“Tanrı sustuğunda, insanlar konuşmaya başladı;
Ama hiçbir söz O’nun sessizliğinden daha derin olmadı.”
Giovanni Papini
Çağdaş edebiyatta dikkat çekici bir ilk kitapla karşılaştığımızda, yalnızca metnin biçimsel başarısıyla değil, aynı zamanda yazarın sessizce sorduğu büyük sorularla yüzleşiriz. A. Hares Yalçi’nin Babil Değirmenleri ve Öteki Rüyalar ( İletişim Yayınları, 2025 ) adlı öykü kitabı, işte tam da bu soruları sakince, ama derinden sorma cesaretiyle öne çıkıyor. Gündelik olanın içinde fark edilmeyi bekleyen metafizik çatlaklara, susturulmuş hafızalara, görünmeyen ama hissedilen acılara eğiliyor. Her öykü, sıradan bir nesne ya da sahne üzerinden, neredeyse fark edilmeden okuru bir bilinç aralığına çekiyor. Bu metinlerde yalnızca karakterler değil, anlatı da susuyor; sessizlik, anlamın asli koşulu olarak öykülerin merkezine yerleşiyor. Bu bağlamda Babil Değirmenleri, yalnızca bir öykü kitabı değil, aynı zamanda çağın gürültüsüne karşı yöneltilmiş bir poetik direniş olarak okunmayı hak ediyor.

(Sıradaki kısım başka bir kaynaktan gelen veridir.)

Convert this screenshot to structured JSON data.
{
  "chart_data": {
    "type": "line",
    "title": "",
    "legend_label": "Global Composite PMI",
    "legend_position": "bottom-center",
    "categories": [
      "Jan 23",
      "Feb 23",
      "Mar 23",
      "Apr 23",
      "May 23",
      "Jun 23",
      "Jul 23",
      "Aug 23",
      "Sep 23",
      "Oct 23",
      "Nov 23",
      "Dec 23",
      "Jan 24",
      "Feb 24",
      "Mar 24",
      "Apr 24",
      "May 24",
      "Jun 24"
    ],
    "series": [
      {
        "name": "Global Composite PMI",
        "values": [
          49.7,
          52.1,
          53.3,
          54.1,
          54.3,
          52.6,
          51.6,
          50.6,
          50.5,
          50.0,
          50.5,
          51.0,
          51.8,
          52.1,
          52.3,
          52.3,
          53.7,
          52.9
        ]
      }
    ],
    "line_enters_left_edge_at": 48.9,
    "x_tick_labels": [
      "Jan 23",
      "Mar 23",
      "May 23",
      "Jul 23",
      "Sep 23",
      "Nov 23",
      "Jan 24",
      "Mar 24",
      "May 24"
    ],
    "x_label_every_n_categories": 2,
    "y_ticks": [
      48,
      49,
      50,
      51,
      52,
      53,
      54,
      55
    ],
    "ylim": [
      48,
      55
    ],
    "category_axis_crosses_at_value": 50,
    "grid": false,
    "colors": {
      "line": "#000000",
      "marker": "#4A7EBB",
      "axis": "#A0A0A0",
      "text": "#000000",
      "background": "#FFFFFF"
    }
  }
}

A. Hares Yalçi’nin Babil Değirmenleri ve Öteki Rüyalar adlı ilk öykü kitabı, çağdaş Türk öykücülüğünün gürültülü ve hızlı anlatı ortamında, sessizliğin merkezine yerleşen bir dil arayışıyla dikkat çekiyor. Bu kitap, yüzeyde sıradan görünen insan ve mekân parçalarından, derin bir varoluş ve bellek sorgusunun sesini üretiyor bir anlamda. Yalçi’nin öyküleri ne bütünüyle gerçekçidir ne de bütünüyle düşsel; tam da bu iki sınırın arasında, “rüya ile bilinç arasında salınan bir anlatı formu” olarak belirir.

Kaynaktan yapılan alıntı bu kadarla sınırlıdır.